How imbuing organisations with strategic skills at all levels can keep resistance to transformation projects at bay
We hear a lot about how soft skills such as empathy, conflict-resolution and the ability to communicate, negotiate and collaborate effectively are instrumental at work.
Approaches to ensuring employees are equipped to deal with the often rapidly changing contours of the working landscape, approaches to “workforce readiness” can vary widely. But in a digital age that’s plagued by tech skills shortages, it’s essential if companies are to navigate the maze of digital transformation.
However, there is another group of so-called strategic skills that can play a key role in overcoming employees’ resistance to change – which is often to blame for the failure of transformation projects.
Understanding workforce readiness
We still don’t seem to have a well-established definition for workforce readiness. The one formulated by IT skills training provider QuickStart defines it as “the competence and willingness of employees to change and adapt according to the needs of the workplace”. Workforce readiness is also generally understood to concern employees’ ability to respond to unique challenges and unfamiliar situations, and also seeing them as opportunities to expand their knowledge and skills.
There have been other attempts to quantify the theory. In an article published in 2019, HR data platform Employee Cycle offered a formula that claimed to help HR professionals calculate the readiness of their organisation’s workforce. Readiness in this case is defined as a metric gauging the outcomes of a company’s talent and change management efforts incorporating the percentage of vacant positions (talent shortage), as well as the ratio of employees possessing the competences essential to achieving strategic goals.
Employees trying to cope with constant change
Tech skills shortages may well be the ticking timebombs of the digital economy, but an increasing number of reports point out how resistance to change can be just as much of a threat to digital implementation and sustaining results, as well as the importance of managing it.

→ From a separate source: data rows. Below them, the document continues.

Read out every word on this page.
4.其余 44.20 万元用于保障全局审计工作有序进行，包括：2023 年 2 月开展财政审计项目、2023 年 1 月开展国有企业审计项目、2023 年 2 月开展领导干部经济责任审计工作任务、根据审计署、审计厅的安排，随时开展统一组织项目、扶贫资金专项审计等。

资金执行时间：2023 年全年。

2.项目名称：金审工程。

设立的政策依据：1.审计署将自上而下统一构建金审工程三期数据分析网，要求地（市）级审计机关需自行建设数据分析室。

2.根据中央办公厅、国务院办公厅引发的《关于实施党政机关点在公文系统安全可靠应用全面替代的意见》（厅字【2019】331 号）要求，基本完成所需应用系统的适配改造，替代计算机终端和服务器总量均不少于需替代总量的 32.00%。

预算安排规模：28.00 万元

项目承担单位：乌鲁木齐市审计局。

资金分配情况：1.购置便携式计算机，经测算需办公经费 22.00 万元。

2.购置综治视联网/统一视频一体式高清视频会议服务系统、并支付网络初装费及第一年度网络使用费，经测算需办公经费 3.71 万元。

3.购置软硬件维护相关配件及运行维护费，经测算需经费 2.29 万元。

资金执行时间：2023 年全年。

But regardless of whether they are of a flexible personality or set in their ways, humans are more or less predisposed to appreciate stability, predictability and an unchanging status quo. Previous negative experiences with corporate transformation projects can contribute to disillusionment or scepticism when it comes to transformation initiatives.
The digital age, with its accelerated technological advancements and volatility, stress-tests us with new circumstances day by day – both in our private and professional lives. It’s a situation each of us needs to adapt to, and which goes against the grain of our natural desire for continuity.
How embracing strategic skills can help us unlearn our visceral response to change
Strategic skills – the ability to be resolute while still open to thinking flexibly – are traditionally associated with top managers and executives. Leaders are expected to be forward-thinking and able to anticipate future trends, as well as the associated challenges and opportunities. Openness to innovative ideas and solutions are the hallmarks of a successful leader too.
Especially in the age of agile, leaders can only be successful if they continuously tweak their strategy, are able to quickly change tack and strive to enable their teams to pivot in line with changing market conditions or competitors’ moves.
But how much change can employees tolerate without becoming disengaged?
It’s all very well to require them to commit to a digital transformation project, understand its objectives and how their own role fits into the bigger picture, then tell them to knuckle down and do their bit. But how many changes and swerves can the workforce realistically handle before they dismiss the next as yet another waste of resources that will eventually come to nothing. How many times can management have the buy-in of their workforce before losing credibility?
These questions become even more relevant in the light of a recent McKinsey study which shows that 70 per cent of all digital transformation projects end in failure.
In another study, McKinsey, however, also points out that the more actions a company on a transformation journey implements to manage change, the more the project will be likely to succeed.
Altering the workforce’s attitude to change is also an action that can greatly contribute to success. If the presence of strategic skills isn’t limited to top management but they are acquired by leaders – and, ideally, their staff too – at all levels of the organisation, attitudes to dynamically changing strategies, false starts, pivots and reviews will change too.
Not just top but also middle and low-level management should therefore be in touch with the volatility of the market, for example, as well as existing and emerging risks in the context of their responsibilities and deliverables.
As soon as staff across an organisation are aware of market pressures, risks and worst case scenarios, they will be more open to readjustments and pivots than if they are just expected to do what they are told. They will also be less susceptible to regarding new norms as merely the latest whim of top management, and they may feel more willing to own them too.
Keeping an eye on shifts in economic and market trends and applying strategic thinking to reduce the risks and take the opportunities they present at every organisational level will break down resistance to change and prevent change fatigue. This is especially true when the unpredictability of external circumstances is combined with a sense of control, confidence and trust that prevails in an internal corporate environment, where adapting to volatility is a collective effort and everyone’s tactical and strategic insights about how to meet challenges head-on are heard.